The Chaos at The Hollywood Reporter Is Downright Trumpian
In Orson Welles’s enduring masterpiece, Citizen Kane, there is a scene where Kane, played by Welles, finishes his first day as the owner of a newspaper by printing a Declaration of Principles. Notably, it includes his promise to offer his readers “the truth” and that “no special interests are going to be allowed to interfere with that truth.” Later in the film, as Kane’s ideals are overwhelmed by his monstrous ego, his wife, upset by muckraking in his paper, chastises him over breakfast, saying, “Really Charles, people will think…” But Kane, cuts her off with, “What I tell them to think.”
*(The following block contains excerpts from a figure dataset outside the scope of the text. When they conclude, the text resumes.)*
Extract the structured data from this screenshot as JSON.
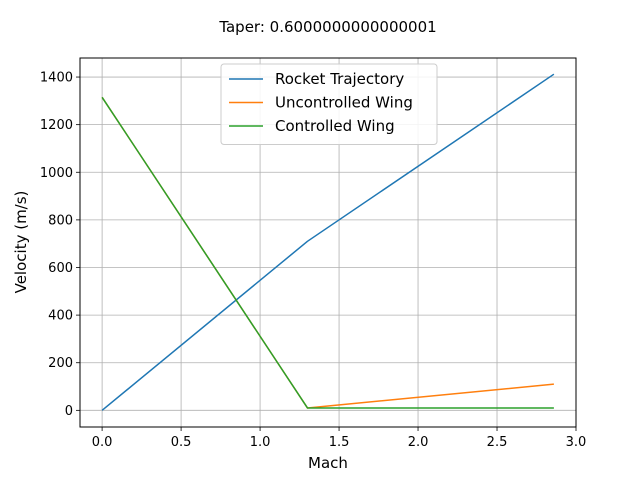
{
  "chart_data": {
    "type": "line",
    "title": "Taper: 0.6000000000000001",
    "xlabel": "Mach",
    "ylabel": "Velocity (m/s)",
    "xlim": [
      -0.14,
      3.0
    ],
    "ylim": [
      -70,
      1480
    ],
    "xticks": [
      0.0,
      0.5,
      1.0,
      1.5,
      2.0,
      2.5,
      3.0
    ],
    "xtick_labels": [
      "0.0",
      "0.5",
      "1.0",
      "1.5",
      "2.0",
      "2.5",
      "3.0"
    ],
    "yticks": [
      0,
      200,
      400,
      600,
      800,
      1000,
      1200,
      1400
    ],
    "ytick_labels": [
      "0",
      "200",
      "400",
      "600",
      "800",
      "1000",
      "1200",
      "1400"
    ],
    "grid": true,
    "legend_position": "top-center",
    "series": [
      {
        "name": "Rocket Trajectory",
        "color": "#1f77b4",
        "x": [
          0.0,
          1.3,
          2.86
        ],
        "y": [
          0,
          710,
          1412
        ]
      },
      {
        "name": "Uncontrolled Wing",
        "color": "#ff7f0e",
        "x": [
          0.0,
          1.3,
          2.86
        ],
        "y": [
          1315,
          10,
          110
        ]
      },
      {
        "name": "Controlled Wing",
        "color": "#2ca02c",
        "x": [
          0.0,
          1.3,
          2.86
        ],
        "y": [
          1315,
          10,
          10
        ]
      }
    ]
  }
}
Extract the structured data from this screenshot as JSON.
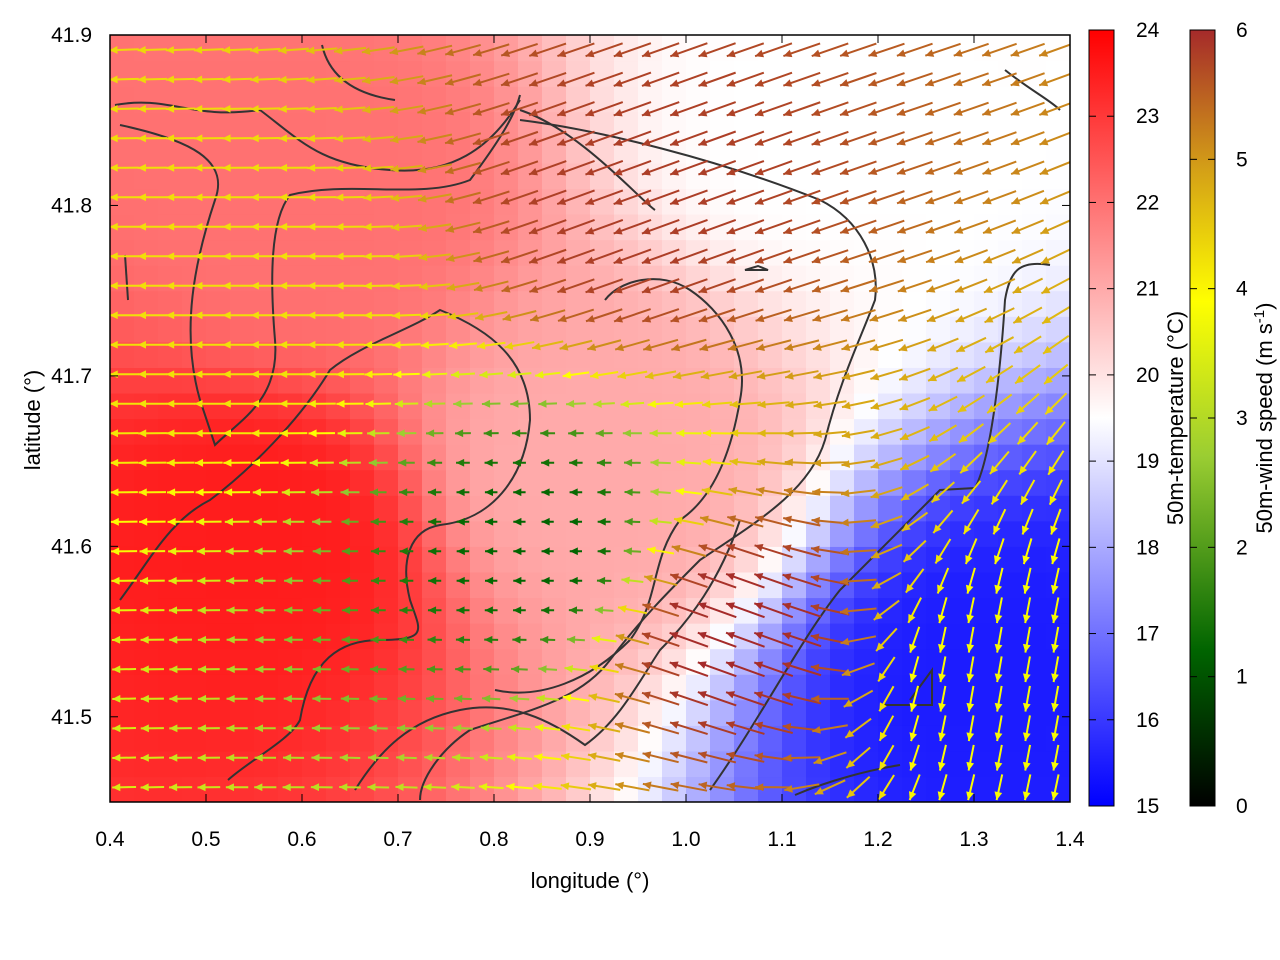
{
  "chart_data": {
    "type": "heatmap",
    "title": "",
    "xlabel": "longitude (°)",
    "ylabel": "latitude (°)",
    "xlim": [
      0.4,
      1.4
    ],
    "ylim": [
      41.45,
      41.9
    ],
    "x_ticks": [
      "0.4",
      "0.5",
      "0.6",
      "0.7",
      "0.8",
      "0.9",
      "1.0",
      "1.1",
      "1.2",
      "1.3",
      "1.4"
    ],
    "y_ticks": [
      "41.5",
      "41.6",
      "41.7",
      "41.8",
      "41.9"
    ],
    "grid": false,
    "field": {
      "name": "50m-temperature",
      "unit": "°C",
      "range": [
        15,
        24
      ],
      "colors": [
        "#0000ff",
        "#ffffff",
        "#ff0000"
      ],
      "regions": [
        {
          "desc": "warm west",
          "lon": 0.55,
          "lat": 41.6,
          "value": 23.5
        },
        {
          "desc": "warm centre-north",
          "lon": 0.6,
          "lat": 41.8,
          "value": 22
        },
        {
          "desc": "mild north-east",
          "lon": 1.15,
          "lat": 41.85,
          "value": 19.5
        },
        {
          "desc": "cool south-east",
          "lon": 1.33,
          "lat": 41.52,
          "value": 15.5
        },
        {
          "desc": "mild centre",
          "lon": 0.9,
          "lat": 41.65,
          "value": 21
        }
      ]
    },
    "vectors": {
      "name": "50m-wind speed",
      "unit": "m s-1",
      "range": [
        0,
        6
      ],
      "colors": [
        "#000000",
        "#006400",
        "#9acd32",
        "#ffff00",
        "#d4a017",
        "#a52a2a"
      ],
      "regions": [
        {
          "desc": "strong south-east flow",
          "lon": 1.05,
          "lat": 41.55,
          "speed": 6,
          "direction_deg": 200
        },
        {
          "desc": "strong north-central flow",
          "lon": 0.95,
          "lat": 41.8,
          "speed": 5.8,
          "direction_deg": 160
        },
        {
          "desc": "moderate western flow",
          "lon": 0.55,
          "lat": 41.75,
          "speed": 4,
          "direction_deg": 180
        },
        {
          "desc": "weak convergence zone",
          "lon": 0.85,
          "lat": 41.6,
          "speed": 1.2,
          "direction_deg": 180
        },
        {
          "desc": "light northerly flow in south-east",
          "lon": 1.33,
          "lat": 41.52,
          "speed": 3.5,
          "direction_deg": 100
        }
      ]
    },
    "colorbars": [
      {
        "name": "temperature",
        "label": "50m-temperature (°C)",
        "ticks": [
          "15",
          "16",
          "17",
          "18",
          "19",
          "20",
          "21",
          "22",
          "23",
          "24"
        ]
      },
      {
        "name": "wind",
        "label_main": "50m-wind speed (m s",
        "label_sup": "-1",
        "label_end": ")",
        "ticks": [
          "0",
          "1",
          "2",
          "3",
          "4",
          "5",
          "6"
        ]
      }
    ]
  }
}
These scenes, which neatly bookend Kane’s fall into disrepute, came to mind last week as I read details about the resignation of The Hollywood Reporter’s editorial director, Matt Belloni. There is no one person in this real-life drama who resembles Charles Foster Kane, but just as Kane’s curt dismissal of his wife’s question illuminates the loss of his journalistic integrity, THR’s dismissal of Belloni shows a similar turn to the dark side.
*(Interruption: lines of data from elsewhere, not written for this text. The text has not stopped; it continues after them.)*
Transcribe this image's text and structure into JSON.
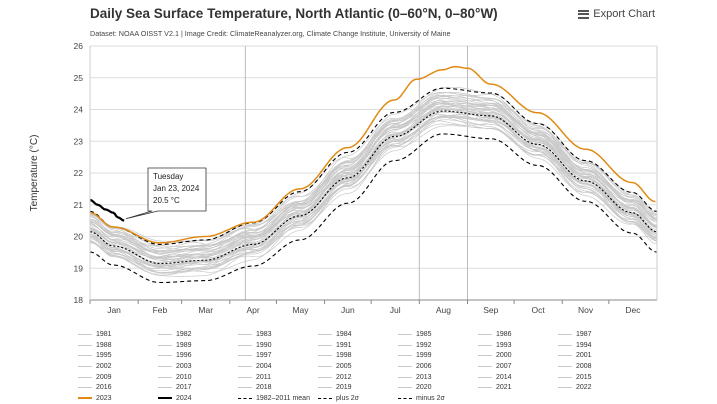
{
  "header": {
    "title": "Daily Sea Surface Temperature, North Atlantic (0–60°N, 0–80°W)",
    "subtitle": "Dataset: NOAA OISST V2.1  |  Image Credit: ClimateReanalyzer.org, Climate Change Institute, University of Maine",
    "export_label": "Export Chart"
  },
  "colors": {
    "year_line": "#c8c8c8",
    "y2023": "#e08a14",
    "y2024": "#000000",
    "mean": "#000000",
    "grid": "#dddddd",
    "axis": "#333333"
  },
  "tooltip": {
    "day": "Tuesday",
    "date": "Jan 23, 2024",
    "value": "20.5 °C"
  },
  "legend": {
    "years": [
      "1981",
      "1982",
      "1983",
      "1984",
      "1985",
      "1986",
      "1987",
      "1988",
      "1989",
      "1990",
      "1991",
      "1992",
      "1993",
      "1994",
      "1995",
      "1996",
      "1997",
      "1998",
      "1999",
      "2000",
      "2001",
      "2002",
      "2003",
      "2004",
      "2005",
      "2006",
      "2007",
      "2008",
      "2009",
      "2010",
      "2011",
      "2012",
      "2013",
      "2014",
      "2015",
      "2016",
      "2017",
      "2018",
      "2019",
      "2020",
      "2021",
      "2022"
    ],
    "y2023": "2023",
    "y2024": "2024",
    "mean": "1982–2011 mean",
    "plus": "plus 2σ",
    "minus": "minus 2σ"
  },
  "chart_data": {
    "type": "line",
    "title": "Daily Sea Surface Temperature, North Atlantic (0–60°N, 0–80°W)",
    "xlabel": "",
    "ylabel": "Temperature (°C)",
    "ylim": [
      18,
      26
    ],
    "yticks": [
      "18",
      "19",
      "20",
      "21",
      "22",
      "23",
      "24",
      "25",
      "26"
    ],
    "months": [
      "Jan",
      "Feb",
      "Mar",
      "Apr",
      "May",
      "Jun",
      "Jul",
      "Aug",
      "Sep",
      "Oct",
      "Nov",
      "Dec"
    ],
    "month_day_offsets": [
      0,
      31,
      59,
      90,
      120,
      151,
      181,
      212,
      243,
      273,
      304,
      334
    ],
    "mean_anchor_days": [
      0,
      15,
      45,
      74,
      105,
      135,
      166,
      196,
      227,
      258,
      288,
      319,
      349,
      365
    ],
    "mean_anchor_values": [
      20.15,
      19.7,
      19.15,
      19.25,
      19.75,
      20.65,
      21.85,
      23.15,
      23.95,
      23.8,
      22.9,
      21.75,
      20.75,
      20.15
    ],
    "sigma_anchor_values": [
      0.32,
      0.3,
      0.3,
      0.32,
      0.34,
      0.38,
      0.4,
      0.38,
      0.36,
      0.36,
      0.33,
      0.32,
      0.32,
      0.32
    ],
    "series": [
      {
        "name": "2023",
        "anchor_days": [
          0,
          15,
          45,
          74,
          105,
          135,
          166,
          196,
          210,
          227,
          235,
          243,
          258,
          288,
          319,
          349,
          364
        ],
        "anchor_values": [
          20.75,
          20.3,
          19.8,
          20.0,
          20.45,
          21.5,
          22.8,
          24.3,
          24.95,
          25.25,
          25.35,
          25.3,
          24.8,
          23.9,
          22.75,
          21.7,
          21.1
        ]
      },
      {
        "name": "2024",
        "anchor_days": [
          0,
          5,
          10,
          15,
          18,
          22
        ],
        "anchor_values": [
          21.15,
          21.0,
          20.85,
          20.75,
          20.6,
          20.5
        ]
      }
    ],
    "annotations": [
      {
        "type": "tooltip",
        "day": 22,
        "value": 20.5,
        "text": "Tuesday Jan 23, 2024 20.5 °C"
      }
    ],
    "vertical_markers_day": [
      0,
      100,
      212,
      243
    ]
  }
}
According to reporting in The Daily Beast and Variety, and my own knowledge of the situation, Belloni had clashed with the magazine’s president, Deanna Brown, and the co-CEO of their parent company, Valence Media’s Modi Wiczyk. Valence is also the owner of entertainment content producers MRC and Dick Clark Productions. Allegedly, and believably to me, Wiczyk wanted to be alerted about any THR articles that were in process that reflected badly on certain celebrities with whom Valence had a relationship and might affect the parent corporation’s business interests. Further, Wiczyk wanted the magazine to promote projects in which Valence had an investment. Brown, according to Variety, also wanted Belloni to pull back on “hard-hitting” reporting on the industry.